One of the things I wanted indexedbygoogle.com to do was discard obvious errors when a URL is entered. For e.g., site instead of site.com (a weird typo but bare with me). This would be a very shallow check. Nothing major like downloading the page, checking the header, etc. Just a simple domain check so things like abdd or dodah/post were not processed, i.e., check if the .com or .net (etc.) was missing.
I thought urlparse would do the job. Feed it the URL and it would spit out the tuple breaking the URL into its component parts. But that did not work. It surprised me that urlparse would fail on a domain that did not include the scheme where I would expect it to parse that successfully.
>>> from urlparse import urlparse
('', '', 'google.com', '', '', '')
The domain should be the second item in the tuple, the network location, but its the third item, the path. Including the scheme however parses the URL correctly.
('http', 'google.com', '', '', '', '')
Here, the scheme 'http' and the network location 'google.com' are the first and second items in the tuple and things are as they should be.

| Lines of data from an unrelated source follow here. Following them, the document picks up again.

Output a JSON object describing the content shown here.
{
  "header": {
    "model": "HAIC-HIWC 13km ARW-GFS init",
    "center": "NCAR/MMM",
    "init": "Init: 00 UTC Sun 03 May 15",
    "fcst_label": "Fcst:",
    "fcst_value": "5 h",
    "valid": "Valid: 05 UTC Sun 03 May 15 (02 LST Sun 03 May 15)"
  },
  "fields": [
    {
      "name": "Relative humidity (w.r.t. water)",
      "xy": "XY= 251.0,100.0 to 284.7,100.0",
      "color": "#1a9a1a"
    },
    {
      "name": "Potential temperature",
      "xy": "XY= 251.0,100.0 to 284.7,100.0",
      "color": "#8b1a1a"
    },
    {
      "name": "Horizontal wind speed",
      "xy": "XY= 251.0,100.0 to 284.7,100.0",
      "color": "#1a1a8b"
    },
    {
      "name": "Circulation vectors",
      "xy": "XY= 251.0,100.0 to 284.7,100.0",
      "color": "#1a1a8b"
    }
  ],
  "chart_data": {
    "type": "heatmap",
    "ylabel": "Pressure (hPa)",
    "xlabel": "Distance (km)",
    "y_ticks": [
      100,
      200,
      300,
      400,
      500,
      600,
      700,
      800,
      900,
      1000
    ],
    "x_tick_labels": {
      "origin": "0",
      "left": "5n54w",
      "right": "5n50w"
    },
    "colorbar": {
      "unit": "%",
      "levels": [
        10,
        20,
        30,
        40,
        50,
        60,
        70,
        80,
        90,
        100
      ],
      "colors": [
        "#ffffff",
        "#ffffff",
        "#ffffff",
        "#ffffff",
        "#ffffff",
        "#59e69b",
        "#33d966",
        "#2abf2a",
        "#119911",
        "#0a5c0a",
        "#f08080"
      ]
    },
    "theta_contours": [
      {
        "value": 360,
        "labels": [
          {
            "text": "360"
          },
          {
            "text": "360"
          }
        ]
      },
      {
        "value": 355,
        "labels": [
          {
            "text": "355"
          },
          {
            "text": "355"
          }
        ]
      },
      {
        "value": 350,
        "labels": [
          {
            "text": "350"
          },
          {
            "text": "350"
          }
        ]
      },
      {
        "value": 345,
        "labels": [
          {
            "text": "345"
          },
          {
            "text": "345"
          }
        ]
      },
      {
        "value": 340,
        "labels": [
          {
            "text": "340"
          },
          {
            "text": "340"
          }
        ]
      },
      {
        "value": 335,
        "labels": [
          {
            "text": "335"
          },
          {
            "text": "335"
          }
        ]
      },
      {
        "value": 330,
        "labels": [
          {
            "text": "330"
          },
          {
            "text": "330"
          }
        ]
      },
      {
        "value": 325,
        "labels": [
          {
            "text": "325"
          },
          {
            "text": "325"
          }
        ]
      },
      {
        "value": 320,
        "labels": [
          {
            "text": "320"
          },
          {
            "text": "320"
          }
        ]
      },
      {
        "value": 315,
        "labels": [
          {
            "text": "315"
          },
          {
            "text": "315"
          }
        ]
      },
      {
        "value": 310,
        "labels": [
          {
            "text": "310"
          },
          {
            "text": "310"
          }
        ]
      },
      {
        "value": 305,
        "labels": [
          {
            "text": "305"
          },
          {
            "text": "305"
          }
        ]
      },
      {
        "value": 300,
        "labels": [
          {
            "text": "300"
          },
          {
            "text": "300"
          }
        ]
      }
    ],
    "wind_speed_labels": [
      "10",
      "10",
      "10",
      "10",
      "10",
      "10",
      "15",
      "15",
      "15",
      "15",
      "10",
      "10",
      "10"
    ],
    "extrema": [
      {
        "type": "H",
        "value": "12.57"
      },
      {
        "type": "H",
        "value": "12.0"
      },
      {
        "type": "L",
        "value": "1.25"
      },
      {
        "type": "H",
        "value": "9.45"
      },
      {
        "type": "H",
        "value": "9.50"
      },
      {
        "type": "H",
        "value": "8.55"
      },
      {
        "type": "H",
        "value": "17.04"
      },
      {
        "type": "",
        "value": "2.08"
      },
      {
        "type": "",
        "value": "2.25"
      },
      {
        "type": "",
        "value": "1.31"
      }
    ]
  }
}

So I had to include the scheme if I wanted to parse the URL. No problem. A simple line like so solved the issue:
>>> if not url.lower().startswith('http://'): site='http://'+site
But at this point, I was nowhere near a solution because a url like 'http://garbage' was also parsed with unsatisfactory results:
('http', 'garbage', '', '', '', '')
I wanted 'garbage' to be recognized as the path and not the network location, since it was missing the top level domain(.com, .net, etc). But you know what, that is not what urlparse is designed to do. In the end, I had to come up with my own algorithm. I still needed to use urlparse but with a few extra lines of code thrown in to validate the network location. I did not want to go nuts here. It was enough that the URL had a valid top level domain. For e.g. 'google.ca' would pass, but 'google.commo' or 'google' would fail.
In the end, I got a list containing all 250+ top level domains from http://data.iana.org/TLD/tlds-alpha-by-domain.txt
. I used urlparse to parse the url so that I could isolate the network location into a variable called site . The following bit of code did the rest:
from urlparse import urlparse
DOMAINS = ['com','net','edu','gov','info'] # etc...
scheme, site, a, b, c, d = urlparse(url)
domain, tld = site.rsplit('.',1)
return False # an error here signifies a url without a top level domain.
# e.g. google was entered instead of google.com
if tld.lower() in DOMAINS:
And the lesson I learned from all this: Python is explicit. Don't expect the standard library to do something it was not supposed to do. My assumption was that because urlparse parsed the url into its component parts, it would automatically recognize erroneous network locations. But it did not and in the end, I wrote a function that did what I wanted and it was easy and fun.